The Symmetric and Antisymmetric Eigenvalue Problem for Electromagnetic Equilateral Triangular Waveguides via Plane Wave Reconstruction ^†

A plane wave reconstruction technique is presented for the solution of Helmholtz’s equation governing wave propagation in equilateral triangular electromagnetic waveguides in order to aid in the classification of symmetric and antisymmetric modes as well as to resolve the problem of excitation of triangular patch antennas. The case of transverse magnetic (TM) modes of a patch antenna with magnetic wall boundary conditions is discussed as representative of problems with Neumann boundary conditions.

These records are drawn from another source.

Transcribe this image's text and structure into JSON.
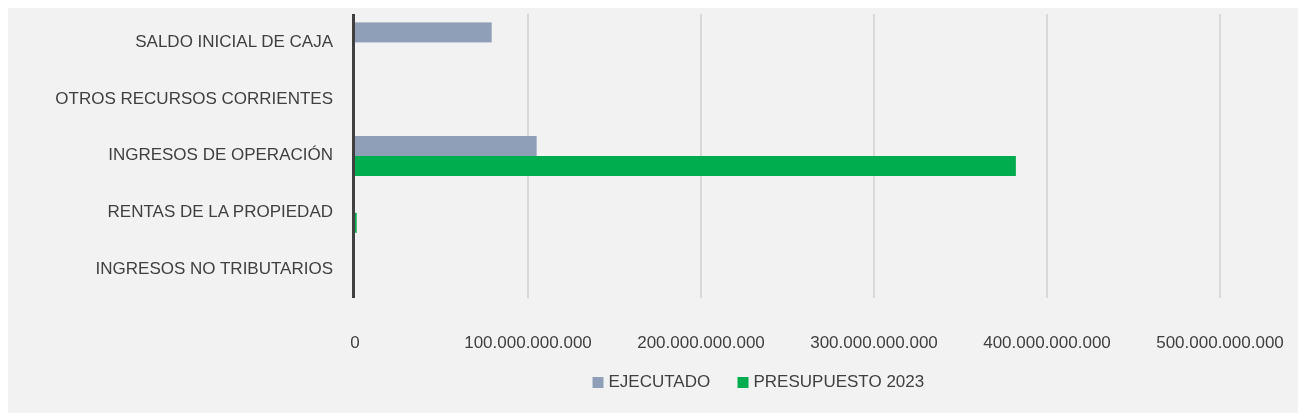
{
  "chart_data": {
    "type": "bar",
    "orientation": "horizontal",
    "categories": [
      "SALDO INICIAL DE CAJA",
      "OTROS RECURSOS CORRIENTES",
      "INGRESOS DE OPERACIÓN",
      "RENTAS DE LA PROPIEDAD",
      "INGRESOS NO TRIBUTARIOS"
    ],
    "series": [
      {
        "name": "EJECUTADO",
        "color": "#8f9fb8",
        "values": [
          79000000000,
          null,
          105000000000,
          null,
          null
        ]
      },
      {
        "name": "PRESUPUESTO 2023",
        "color": "#00ad4e",
        "values": [
          null,
          null,
          382000000000,
          1000000000,
          null
        ]
      }
    ],
    "xlim": [
      0,
      500000000000
    ],
    "xticks": [
      0,
      {
        "value": 100000000000,
        "label": "100.000.000.000"
      },
      {
        "value": 200000000000,
        "label": "200.000.000.000"
      },
      {
        "value": 300000000000,
        "label": "300.000.000.000"
      },
      {
        "value": 400000000000,
        "label": "400.000.000.000"
      },
      {
        "value": 500000000000,
        "label": "500.000.000.000"
      }
    ],
    "grid": "x",
    "legend": "bottom"
  }
}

The technique sheds light on how these antennas may be excited and is applicable to problems with Dirichlet boundary conditions as well as to other triangular shapes including the right isosceles triangle, the 30°–90°–60°, the 30°–120°–30°, and the 15°–90°–75° triangles. The solutions are classified into two major categories: triaxially symmetric with eigenvalues that are harmonic multiples of 4 mπ/(√3a), and solutions that are symmetric or antisymmetric with respect to only one median of the equilateral triangle. The triaxially symmetric solution is a result of sources at the centroid sending out waves perpendicular to the sides of the triangle in a Y configuration, while the latter are a result of two sets of waves traveling in opposite directions (clockwise and anticlockwise) parallel to the sides of the triangle in a Δ configuration. The solutions symmetric/antisymmetric with respect to only one median divide into two groups: one group with eigenvalues that are harmonic multiples of 4 mπ/(3a) and another group whose eigenvalues are not harmonic multiples of one another (solutions become triaxially symmetric/antisymmetric if m is a multiple of 3). These cases will be discussed in light of Lamé’s solution [1,2,3] as detailed by McCartin in a series of papers [4,5].